I can also do devops, standard sysops, data engineering/analytics to a degree and some other misc stuff.

I would absolutely not expect that to be a *requirement* to be a member of a functional team.

> Any dev worth their salt can learn enough of a different discipline in the dev field. Or maybe I am biased because I was “raised language agnostic at uni”.

Setting aside the true scottsman of that statement, the technical ability needed to learn other disciplines isn't always the limiting factor.

Not everyone has (or chooses to allocate) the time to keep on top of the multiple sets of ecosystems needed to keep up with all the disciplines, being language agnostic is one the least important parts of being effective in multiple dev disciplines.

owebmaster a day ago | parent [-]

but you are fullstack, it doesn't mean you work in all steps of the software lifecycle but you potentially could. That's the point.

NilMostChill a day ago | parent [-]

That's a possibility for me, sure, but your original reply was basically:

"a solution is, everybody should be able to do everything, that way we don't have to do any actual skill based resource management because everyone is interchangeable"
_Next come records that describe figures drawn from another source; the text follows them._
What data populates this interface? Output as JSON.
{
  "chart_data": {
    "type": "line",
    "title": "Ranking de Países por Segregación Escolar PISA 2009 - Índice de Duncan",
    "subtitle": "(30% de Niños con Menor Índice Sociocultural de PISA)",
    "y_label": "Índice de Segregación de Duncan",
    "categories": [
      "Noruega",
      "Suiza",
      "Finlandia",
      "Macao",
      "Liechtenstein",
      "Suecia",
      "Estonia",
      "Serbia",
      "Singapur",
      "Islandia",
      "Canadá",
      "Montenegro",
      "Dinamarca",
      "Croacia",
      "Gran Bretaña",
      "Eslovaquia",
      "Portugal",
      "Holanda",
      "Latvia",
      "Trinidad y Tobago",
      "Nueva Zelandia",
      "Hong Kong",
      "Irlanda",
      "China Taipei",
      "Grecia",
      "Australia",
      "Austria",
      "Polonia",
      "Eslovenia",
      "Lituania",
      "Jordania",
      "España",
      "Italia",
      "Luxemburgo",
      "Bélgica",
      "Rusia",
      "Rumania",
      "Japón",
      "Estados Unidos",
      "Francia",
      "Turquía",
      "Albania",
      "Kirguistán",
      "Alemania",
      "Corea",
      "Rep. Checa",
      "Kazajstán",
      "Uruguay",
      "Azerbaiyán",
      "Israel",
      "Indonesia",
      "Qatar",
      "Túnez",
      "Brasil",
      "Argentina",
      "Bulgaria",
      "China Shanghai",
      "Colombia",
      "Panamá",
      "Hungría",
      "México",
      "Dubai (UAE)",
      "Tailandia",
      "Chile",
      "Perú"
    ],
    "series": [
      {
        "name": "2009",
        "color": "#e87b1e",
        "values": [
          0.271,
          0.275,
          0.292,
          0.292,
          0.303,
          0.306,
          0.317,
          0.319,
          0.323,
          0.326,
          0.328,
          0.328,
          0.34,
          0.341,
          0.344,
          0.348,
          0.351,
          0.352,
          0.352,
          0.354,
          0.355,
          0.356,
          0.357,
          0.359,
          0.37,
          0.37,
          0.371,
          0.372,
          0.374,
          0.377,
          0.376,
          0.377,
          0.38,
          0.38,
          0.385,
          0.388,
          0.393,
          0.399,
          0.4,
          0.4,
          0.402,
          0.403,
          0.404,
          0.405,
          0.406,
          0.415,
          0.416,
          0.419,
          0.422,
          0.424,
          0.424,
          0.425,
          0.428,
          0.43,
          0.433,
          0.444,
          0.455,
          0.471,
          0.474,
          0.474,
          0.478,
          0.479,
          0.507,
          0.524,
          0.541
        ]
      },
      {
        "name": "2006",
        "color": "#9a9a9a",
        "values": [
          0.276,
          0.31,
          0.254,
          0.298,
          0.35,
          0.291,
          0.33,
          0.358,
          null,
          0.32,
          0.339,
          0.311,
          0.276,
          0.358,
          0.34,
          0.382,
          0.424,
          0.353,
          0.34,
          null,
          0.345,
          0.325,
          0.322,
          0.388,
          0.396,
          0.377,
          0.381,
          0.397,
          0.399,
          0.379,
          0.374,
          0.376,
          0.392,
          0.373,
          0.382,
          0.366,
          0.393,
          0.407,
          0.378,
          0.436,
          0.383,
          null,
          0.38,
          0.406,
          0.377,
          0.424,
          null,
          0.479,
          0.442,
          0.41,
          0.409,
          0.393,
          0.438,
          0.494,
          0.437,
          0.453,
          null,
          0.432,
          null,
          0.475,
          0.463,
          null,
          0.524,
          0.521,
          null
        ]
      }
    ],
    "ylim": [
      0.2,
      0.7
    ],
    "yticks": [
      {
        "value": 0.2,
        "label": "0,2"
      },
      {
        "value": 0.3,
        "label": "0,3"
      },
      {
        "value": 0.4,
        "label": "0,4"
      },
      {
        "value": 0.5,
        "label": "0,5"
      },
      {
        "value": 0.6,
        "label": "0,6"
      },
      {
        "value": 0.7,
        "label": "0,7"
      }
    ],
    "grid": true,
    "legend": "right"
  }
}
with some vague allusion to "if they can't do everything then they probably aren't good at their job"

My reply was that i don't think that everyone being able to do everything is a good solution to what i think should be a skill resource management problem.
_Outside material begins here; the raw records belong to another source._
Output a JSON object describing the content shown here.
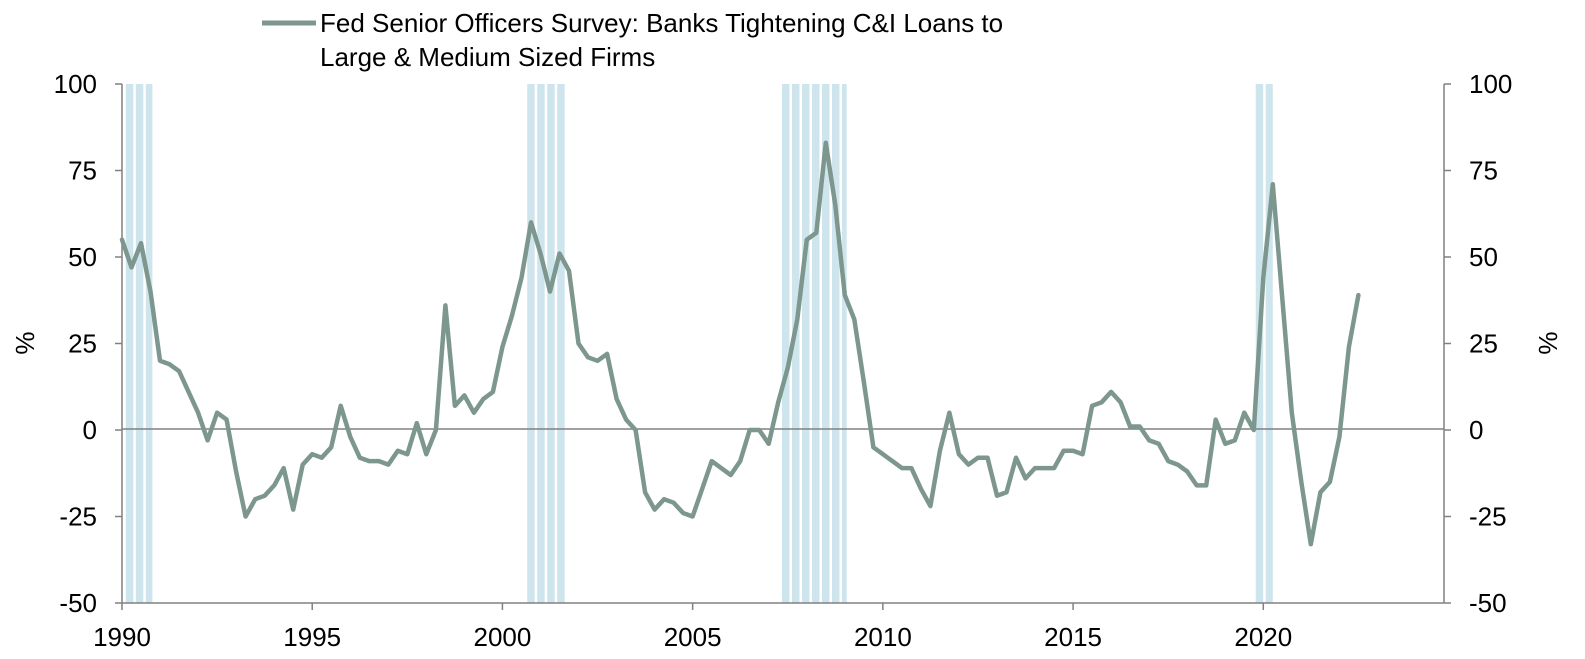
{
  "chart_data": {
    "type": "line",
    "title": "",
    "legend": {
      "entries": [
        "Fed Senior Officers Survey: Banks Tightening C&I Loans to",
        "Large & Medium Sized Firms"
      ],
      "placement": "top"
    },
    "left_axis": {
      "label": "%",
      "ticks": [
        "100",
        "75",
        "50",
        "25",
        "0",
        "-25",
        "-50"
      ]
    },
    "right_axis": {
      "label": "%",
      "ticks": [
        "100",
        "75",
        "50",
        "25",
        "0",
        "-25",
        "-50"
      ]
    },
    "xticks": [
      "1990",
      "1995",
      "2000",
      "2005",
      "2010",
      "2015",
      "2020"
    ],
    "xlim": [
      1990,
      2024.75
    ],
    "ylim": [
      -50,
      100
    ],
    "grid": false,
    "zero_line": true,
    "colors": {
      "series": "#7d978e",
      "shading": "#cfe5ee",
      "axis": "#808080"
    },
    "recessions": [
      {
        "start": 1990.1,
        "end": 1990.8
      },
      {
        "start": 2000.65,
        "end": 2001.65
      },
      {
        "start": 2007.35,
        "end": 2009.05
      },
      {
        "start": 2019.8,
        "end": 2020.25
      }
    ],
    "series": [
      {
        "name": "Fed Senior Officers Survey: Banks Tightening C&I Loans to Large & Medium Sized Firms",
        "points": [
          [
            1990.0,
            55
          ],
          [
            1990.25,
            47
          ],
          [
            1990.5,
            54
          ],
          [
            1990.75,
            40
          ],
          [
            1991.0,
            20
          ],
          [
            1991.25,
            19
          ],
          [
            1991.5,
            17
          ],
          [
            1991.75,
            11
          ],
          [
            1992.0,
            5
          ],
          [
            1992.25,
            -3
          ],
          [
            1992.5,
            5
          ],
          [
            1992.75,
            3
          ],
          [
            1993.0,
            -12
          ],
          [
            1993.25,
            -25
          ],
          [
            1993.5,
            -20
          ],
          [
            1993.75,
            -19
          ],
          [
            1994.0,
            -16
          ],
          [
            1994.25,
            -11
          ],
          [
            1994.5,
            -23
          ],
          [
            1994.75,
            -10
          ],
          [
            1995.0,
            -7
          ],
          [
            1995.25,
            -8
          ],
          [
            1995.5,
            -5
          ],
          [
            1995.75,
            7
          ],
          [
            1996.0,
            -2
          ],
          [
            1996.25,
            -8
          ],
          [
            1996.5,
            -9
          ],
          [
            1996.75,
            -9
          ],
          [
            1997.0,
            -10
          ],
          [
            1997.25,
            -6
          ],
          [
            1997.5,
            -7
          ],
          [
            1997.75,
            2
          ],
          [
            1998.0,
            -7
          ],
          [
            1998.25,
            0
          ],
          [
            1998.5,
            36
          ],
          [
            1998.75,
            7
          ],
          [
            1999.0,
            10
          ],
          [
            1999.25,
            5
          ],
          [
            1999.5,
            9
          ],
          [
            1999.75,
            11
          ],
          [
            2000.0,
            24
          ],
          [
            2000.25,
            33
          ],
          [
            2000.5,
            44
          ],
          [
            2000.75,
            60
          ],
          [
            2001.0,
            51
          ],
          [
            2001.25,
            40
          ],
          [
            2001.5,
            51
          ],
          [
            2001.75,
            46
          ],
          [
            2002.0,
            25
          ],
          [
            2002.25,
            21
          ],
          [
            2002.5,
            20
          ],
          [
            2002.75,
            22
          ],
          [
            2003.0,
            9
          ],
          [
            2003.25,
            3
          ],
          [
            2003.5,
            0
          ],
          [
            2003.75,
            -18
          ],
          [
            2004.0,
            -23
          ],
          [
            2004.25,
            -20
          ],
          [
            2004.5,
            -21
          ],
          [
            2004.75,
            -24
          ],
          [
            2005.0,
            -25
          ],
          [
            2005.25,
            -17
          ],
          [
            2005.5,
            -9
          ],
          [
            2005.75,
            -11
          ],
          [
            2006.0,
            -13
          ],
          [
            2006.25,
            -9
          ],
          [
            2006.5,
            0
          ],
          [
            2006.75,
            0
          ],
          [
            2007.0,
            -4
          ],
          [
            2007.25,
            8
          ],
          [
            2007.5,
            18
          ],
          [
            2007.75,
            32
          ],
          [
            2008.0,
            55
          ],
          [
            2008.25,
            57
          ],
          [
            2008.5,
            83
          ],
          [
            2008.75,
            65
          ],
          [
            2009.0,
            39
          ],
          [
            2009.25,
            32
          ],
          [
            2009.5,
            14
          ],
          [
            2009.75,
            -5
          ],
          [
            2010.0,
            -7
          ],
          [
            2010.25,
            -9
          ],
          [
            2010.5,
            -11
          ],
          [
            2010.75,
            -11
          ],
          [
            2011.0,
            -17
          ],
          [
            2011.25,
            -22
          ],
          [
            2011.5,
            -6
          ],
          [
            2011.75,
            5
          ],
          [
            2012.0,
            -7
          ],
          [
            2012.25,
            -10
          ],
          [
            2012.5,
            -8
          ],
          [
            2012.75,
            -8
          ],
          [
            2013.0,
            -19
          ],
          [
            2013.25,
            -18
          ],
          [
            2013.5,
            -8
          ],
          [
            2013.75,
            -14
          ],
          [
            2014.0,
            -11
          ],
          [
            2014.25,
            -11
          ],
          [
            2014.5,
            -11
          ],
          [
            2014.75,
            -6
          ],
          [
            2015.0,
            -6
          ],
          [
            2015.25,
            -7
          ],
          [
            2015.5,
            7
          ],
          [
            2015.75,
            8
          ],
          [
            2016.0,
            11
          ],
          [
            2016.25,
            8
          ],
          [
            2016.5,
            1
          ],
          [
            2016.75,
            1
          ],
          [
            2017.0,
            -3
          ],
          [
            2017.25,
            -4
          ],
          [
            2017.5,
            -9
          ],
          [
            2017.75,
            -10
          ],
          [
            2018.0,
            -12
          ],
          [
            2018.25,
            -16
          ],
          [
            2018.5,
            -16
          ],
          [
            2018.75,
            3
          ],
          [
            2019.0,
            -4
          ],
          [
            2019.25,
            -3
          ],
          [
            2019.5,
            5
          ],
          [
            2019.75,
            0
          ],
          [
            2020.0,
            44
          ],
          [
            2020.25,
            71
          ],
          [
            2020.5,
            38
          ],
          [
            2020.75,
            5
          ],
          [
            2021.0,
            -15
          ],
          [
            2021.25,
            -33
          ],
          [
            2021.5,
            -18
          ],
          [
            2021.75,
            -15
          ],
          [
            2022.0,
            -2
          ],
          [
            2022.25,
            24
          ],
          [
            2022.5,
            39
          ]
        ]
      }
    ]
  }
}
There are people who have the time, ability and resources to pick up (and more crucially , stay up to date with) all the disciplines, i don't think that should be a *requirement* and i don't think making it one is a good way of doing things in most circumstances.

Vinnl a day ago | parent | prev | next [-]
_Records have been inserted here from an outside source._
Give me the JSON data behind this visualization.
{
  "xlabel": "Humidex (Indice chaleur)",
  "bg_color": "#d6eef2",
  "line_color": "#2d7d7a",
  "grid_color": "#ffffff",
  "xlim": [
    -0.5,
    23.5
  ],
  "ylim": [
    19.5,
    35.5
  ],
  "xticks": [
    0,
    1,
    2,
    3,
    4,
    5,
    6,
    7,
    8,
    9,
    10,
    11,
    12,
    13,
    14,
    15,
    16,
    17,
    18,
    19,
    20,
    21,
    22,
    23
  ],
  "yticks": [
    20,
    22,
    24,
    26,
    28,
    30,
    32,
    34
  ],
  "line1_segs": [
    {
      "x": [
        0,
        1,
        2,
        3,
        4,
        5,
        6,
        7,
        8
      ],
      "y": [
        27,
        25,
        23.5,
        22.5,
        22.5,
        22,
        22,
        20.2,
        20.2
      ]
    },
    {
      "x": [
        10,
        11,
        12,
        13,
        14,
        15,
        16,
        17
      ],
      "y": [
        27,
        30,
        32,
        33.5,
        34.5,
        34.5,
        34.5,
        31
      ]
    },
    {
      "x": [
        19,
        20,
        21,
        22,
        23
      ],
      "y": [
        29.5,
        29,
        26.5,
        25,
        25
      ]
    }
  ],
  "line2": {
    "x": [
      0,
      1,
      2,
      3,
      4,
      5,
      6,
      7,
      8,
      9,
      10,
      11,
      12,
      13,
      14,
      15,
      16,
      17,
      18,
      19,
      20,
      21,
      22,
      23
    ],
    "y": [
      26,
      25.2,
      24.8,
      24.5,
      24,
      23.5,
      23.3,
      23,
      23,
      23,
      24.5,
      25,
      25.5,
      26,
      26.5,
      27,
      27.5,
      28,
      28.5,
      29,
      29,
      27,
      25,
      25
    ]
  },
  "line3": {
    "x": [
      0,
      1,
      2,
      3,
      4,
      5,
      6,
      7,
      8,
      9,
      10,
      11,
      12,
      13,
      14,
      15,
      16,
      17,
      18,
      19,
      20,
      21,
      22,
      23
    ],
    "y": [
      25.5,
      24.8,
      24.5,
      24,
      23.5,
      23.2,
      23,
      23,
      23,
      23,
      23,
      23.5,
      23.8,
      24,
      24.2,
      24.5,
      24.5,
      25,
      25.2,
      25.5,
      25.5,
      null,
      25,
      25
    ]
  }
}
Oh I can do backend work, but I'll easily introduce performance issues, log too much or too little, get lost as soon as I open one of our observability dashboards, or design an inefficient database migration.

Likewise, I've seen more backend-focused people introduce horrible accessibility issues, completely misunderstand the client-side lifecycle, or produce a giant mess of intertwined global state.

It's useful to be able to wield all the tools to some extent, but I've found true full-stack to be a mess. (Where "true" already means "works on web APIs and in-browser code", i.e. still ignores large parts of the stack.)

frollogaston 20 hours ago | parent | prev | next [-]

There are plenty of projects where frontend/backend is a logical way to separate things, in which case it can be much more cost-effective to hire frontend specialists. Not only are they more familiar with all the specialized tools, but they can also do it with only bootcamp education.

I've been in teams with generalists only, and yeah we can all deal with UI, but it takes longer. No matter how good someone is, they can't have every detail fresh in their head all the time.

Or what about a full stack that's backend-backend, in a large corp with multiple internal services talking to each other? Only the higher-tier engineers have a good understanding of all the teams' moving pieces, even then not so deep.

dangus 2 days ago | parent | prev | next [-]

It’s a flawed solution because it only works for this specific technology. It only works with full stack web developers because the breadth of the subject matter isn’t too wide.

Sometimes a team has to consist of people who have very different specialities that simply do not intersect and are too burdensome for all team members to gain proficiency in. There is often no budget to split the team or the team is already very small. This article doesn’t offer a solution to that problem.

Example: you’ve got an operations team of four people plus a manager. Most of the company runs on a containerized application using modern open source technologies, but then there’s an important legacy cash cow application that involves an Oracle stack running on Windows VMs. Are you really going to make your Kubernetes/Linux team members learn to operate the Oracle database and Windows servers that your specialists on the team manage? Will they even want to do that work without quitting and working somewhere else?

62951413 a day ago | parent | prev [-]

By the time you acquire enough experience to do it in 25+ years of lunches the job market starts showing less interest in you. But that's the only promising strategy in the LLM-dominated world I guess.